CLI para transcrição de audiências judiciais com WhisperX e diarização

These details have not been verified by PyPI

Project description

tecjustica-transcribe

CLI para transcrição de audiências judiciais com WhisperX e diarização de falantes.

Transcreve vídeos MP4 gerando texto com timestamps e identificação de quem está falando (Juiz, Promotor, Advogado, etc. — identificados como SPEAKER_00, SPEAKER_01...).

Requisitos do Sistema

Sistema Operacional

SO	Suporte	Observações
Ubuntu/Debian (WSL2)	✅ Testado	Recomendado. Funciona no Windows via WSL2
Ubuntu/Debian nativo	✅ Compatível	Instalação direta
Windows nativo	❌ Não suportado	Use WSL2 (veja abaixo)
macOS	❌ Não suportado	Requer GPU NVIDIA (CUDA)

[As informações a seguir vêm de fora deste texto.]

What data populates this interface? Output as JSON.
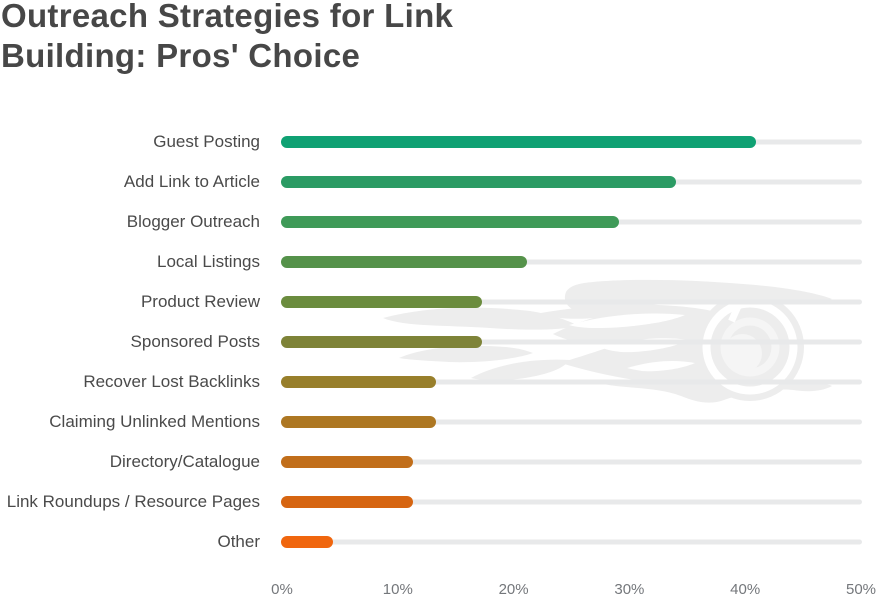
{
  "title": "Outreach Strategies for Link Building: Pros' Choice",
  "title_lines": [
    "Outreach Strategies for Link",
    "Building: Pros' Choice"
  ],
  "watermark": "semrush-fireball-logo",
  "colors": {
    "title_text": "#474747",
    "category_text": "#4a4a4a",
    "axis_text": "#74777b",
    "bar_track": "#e8e9ea",
    "watermark": "#ededed"
  },
  "chart_data": {
    "type": "bar",
    "orientation": "horizontal",
    "title": "Outreach Strategies for Link Building: Pros' Choice",
    "categories": [
      "Guest Posting",
      "Add Link to Article",
      "Blogger Outreach",
      "Local Listings",
      "Product Review",
      "Sponsored Posts",
      "Recover Lost Backlinks",
      "Claiming Unlinked Mentions",
      "Directory/Catalogue",
      "Link Roundups / Resource Pages",
      "Other"
    ],
    "values": [
      41,
      34,
      29,
      21,
      17,
      17,
      13,
      13,
      11,
      11,
      4
    ],
    "unit": "%",
    "bar_colors": [
      "#0fa173",
      "#2b9b64",
      "#3f9a58",
      "#55924a",
      "#6b8c3e",
      "#7e8338",
      "#987f2b",
      "#ad7722",
      "#c16e1a",
      "#d66511",
      "#f0660e"
    ],
    "xlabel": "",
    "ylabel": "",
    "xlim": [
      0,
      50
    ],
    "xticks": [
      "0%",
      "10%",
      "20%",
      "30%",
      "40%",
      "50%"
    ],
    "grid": false,
    "legend": false
  }
}
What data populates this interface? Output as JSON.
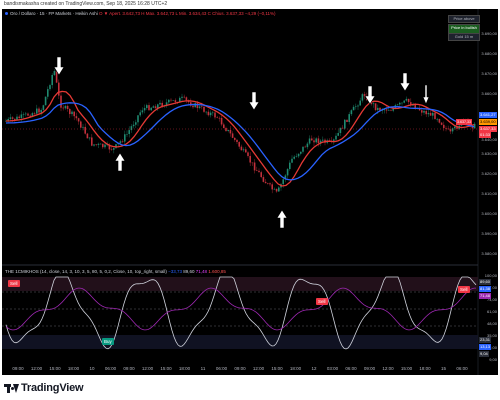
{
  "window": {
    "title": "bandismakasha created on TradingView.com, Sep 18, 2025 16:28 UTC+2"
  },
  "colors": {
    "background": "#000000",
    "bull_candle": "#1f8a70",
    "bear_candle": "#c2303b",
    "ma_red": "#e53935",
    "ma_blue": "#2962ff",
    "osc_white": "#cfd2dc",
    "osc_purple": "#9c27b0",
    "sell_tag": "#f23645",
    "buy_tag": "#089981"
  },
  "main_legend": {
    "symbol": "Oro / Dollaro · 15 · FP Markets · Heikin Ashi",
    "ohlc": "O ▼ Apert. 3.642,73  H Max. 3.642,73  L Min. 3.634,43  C Chius. 3.637,33  −4,29 (−0,11%)"
  },
  "status_boxes": {
    "box1": "Price above",
    "box2": "Price in bullish zone",
    "box3": "Gold 15 m"
  },
  "price_axis": {
    "labels": [
      "3.690,00",
      "3.680,00",
      "3.670,00",
      "3.660,00",
      "3.650,00",
      "3.640,00",
      "3.630,00",
      "3.620,00",
      "3.610,00",
      "3.600,00",
      "3.590,00",
      "3.580,00"
    ],
    "tag_current": "3.637,33",
    "tag_current_time": "01:33",
    "tag_ma1": "3.641,27",
    "tag_ma2": "3.639,00"
  },
  "osc_legend": {
    "name": "THE 1CMIKHOS (14, close, 14, 3, 10, 3, 5, 80, 5, 0,2, Close, 10, top_right, small)",
    "val1": "−33,73",
    "val2": "89,60",
    "val3": "71,48",
    "val4": "1.600,85"
  },
  "osc_axis": {
    "labels": [
      "100,00",
      "87,00",
      "74,00",
      "61,00",
      "48,00",
      "35,00",
      "22,00",
      "9,00"
    ],
    "badges": [
      "89,60",
      "81,38",
      "71,48",
      "23,31",
      "13,13",
      "9,04"
    ]
  },
  "osc_tags": {
    "sell1": "Sell",
    "sell2": "Sell",
    "sell3": "Sell",
    "buy1": "Buy"
  },
  "time_axis": {
    "labels": [
      "09:00",
      "12:00",
      "15:00",
      "18:00",
      "10",
      "06:00",
      "09:00",
      "12:00",
      "15:00",
      "18:00",
      "11",
      "06:00",
      "09:00",
      "12:00",
      "15:00",
      "18:00",
      "12",
      "03:00",
      "06:00",
      "09:00",
      "12:00",
      "15:00",
      "18:00",
      "15",
      "06:00"
    ]
  },
  "footer": {
    "brand": "TradingView"
  },
  "icons": {
    "down_arrow": "down-arrow-icon",
    "up_arrow": "up-arrow-icon"
  }
}
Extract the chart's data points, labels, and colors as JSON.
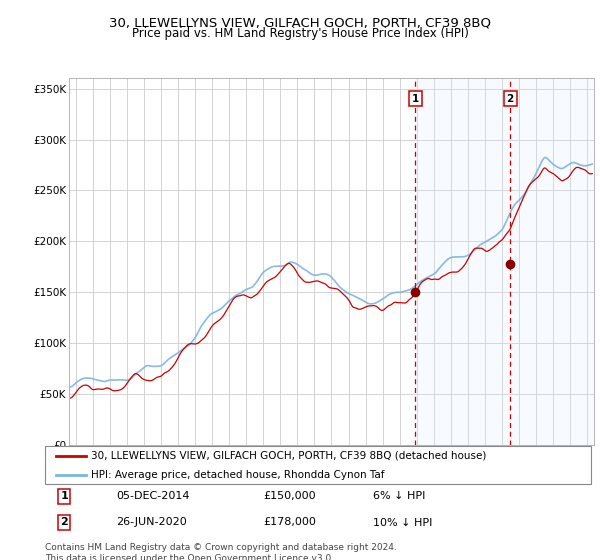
{
  "title": "30, LLEWELLYNS VIEW, GILFACH GOCH, PORTH, CF39 8BQ",
  "subtitle": "Price paid vs. HM Land Registry's House Price Index (HPI)",
  "ylim": [
    0,
    360000
  ],
  "yticks": [
    0,
    50000,
    100000,
    150000,
    200000,
    250000,
    300000,
    350000
  ],
  "ytick_labels": [
    "£0",
    "£50K",
    "£100K",
    "£150K",
    "£200K",
    "£250K",
    "£300K",
    "£350K"
  ],
  "xlim_start": 1994.6,
  "xlim_end": 2025.4,
  "hpi_color": "#7ab4e0",
  "price_color": "#cc0000",
  "sale1_x": 2014.92,
  "sale1_y": 150000,
  "sale2_x": 2020.48,
  "sale2_y": 178000,
  "sale1_label": "1",
  "sale2_label": "2",
  "vline_color": "#cc0000",
  "shading_color": "#ddeeff",
  "legend_line1": "30, LLEWELLYNS VIEW, GILFACH GOCH, PORTH, CF39 8BQ (detached house)",
  "legend_line2": "HPI: Average price, detached house, Rhondda Cynon Taf",
  "table_row1": [
    "1",
    "05-DEC-2014",
    "£150,000",
    "6% ↓ HPI"
  ],
  "table_row2": [
    "2",
    "26-JUN-2020",
    "£178,000",
    "10% ↓ HPI"
  ],
  "footnote": "Contains HM Land Registry data © Crown copyright and database right 2024.\nThis data is licensed under the Open Government Licence v3.0.",
  "background_color": "#ffffff",
  "grid_color": "#cccccc",
  "title_fontsize": 9.5,
  "subtitle_fontsize": 8.5,
  "tick_fontsize": 7.5,
  "legend_fontsize": 7.5,
  "table_fontsize": 8,
  "footnote_fontsize": 6.5
}
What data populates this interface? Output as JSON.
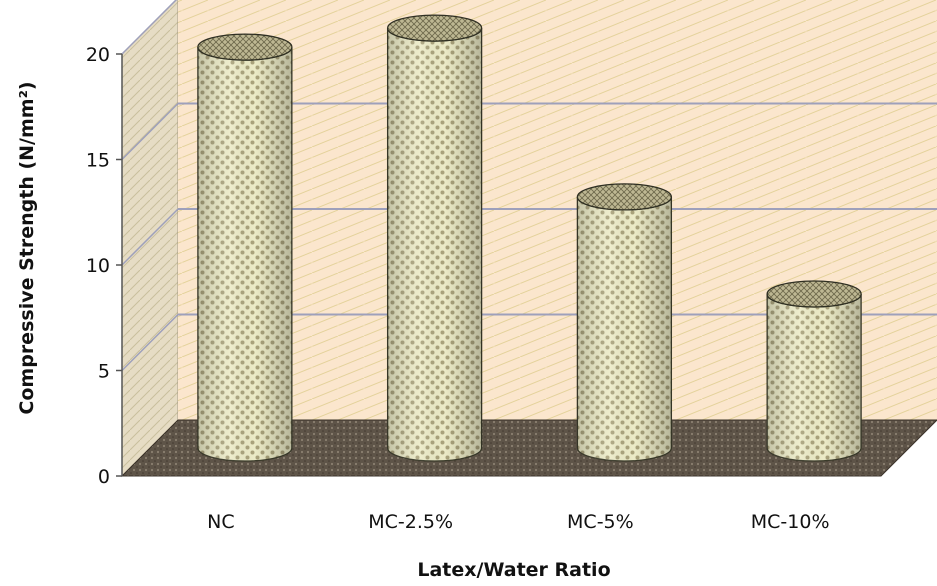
{
  "chart_data": {
    "type": "bar",
    "categories": [
      "NC",
      "MC-2.5%",
      "MC-5%",
      "MC-10%"
    ],
    "values": [
      19.0,
      19.9,
      11.9,
      7.3
    ],
    "title": "",
    "xlabel": "Latex/Water Ratio",
    "ylabel": "Compressive Strength (N/mm²)",
    "ylim": [
      0,
      20
    ],
    "yticks": [
      "0",
      "5",
      "10",
      "15",
      "20"
    ],
    "grid": true,
    "legend": "none",
    "style": "3d-cylinder",
    "colors": {
      "wall": "#fbe6cd",
      "wall_hatch": "#e8d59a",
      "gridline": "#9ea0bb",
      "floor": "#5e5448",
      "side_wall": "#d3c8b2",
      "bar_fill": "#e8e4ba",
      "bar_dot": "#a9a27d",
      "bar_outline": "#3a3a2a"
    }
  }
}
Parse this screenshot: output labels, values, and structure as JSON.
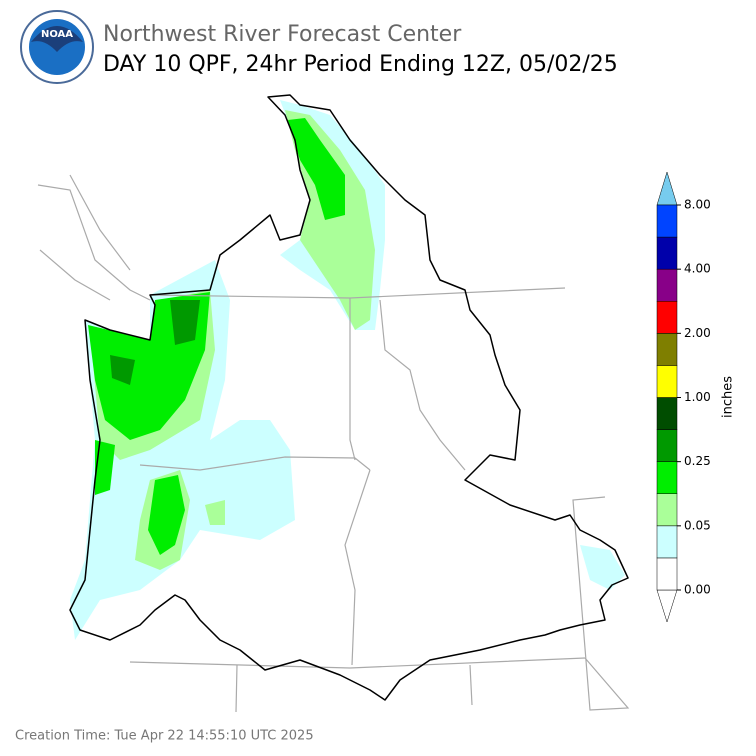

Usuários Windows: instale o WSL2 com Ubuntu. O WSL2 acessa a GPU NVIDIA do Windows automaticamente.

Hardware

Componente	Mínimo	Recomendado
GPU NVIDIA	6 GB VRAM (ex: RTX 3050)	8 GB+ VRAM (ex: RTX 3060, RTX 4060)
RAM	8 GB	16 GB
Disco	10 GB livres (modelos IA)	15 GB+

GPUs AMD e Intel não são compatíveis. É necessária uma GPU NVIDIA com suporte a CUDA.

Software

Dependência	Como instalar	Verificar
Driver NVIDIA	nvidia.com/drivers ou Windows Update	`nvidia-smi`
CUDA	Instalado automaticamente com PyTorch	`python -c "import torch; print(torch.cuda.is_available())"`
ffmpeg	`sudo apt install ffmpeg`	`ffmpeg -version`
Python 3.10–3.13	`sudo apt install python3.12`	`python3 --version`
uv (recomendado)	`curl -LsSf https://astral.sh/uv/install.sh \| sh`	`uv --version`

O comando tecjustica-transcribe init verifica tudo isso automaticamente e mostra o que está faltando.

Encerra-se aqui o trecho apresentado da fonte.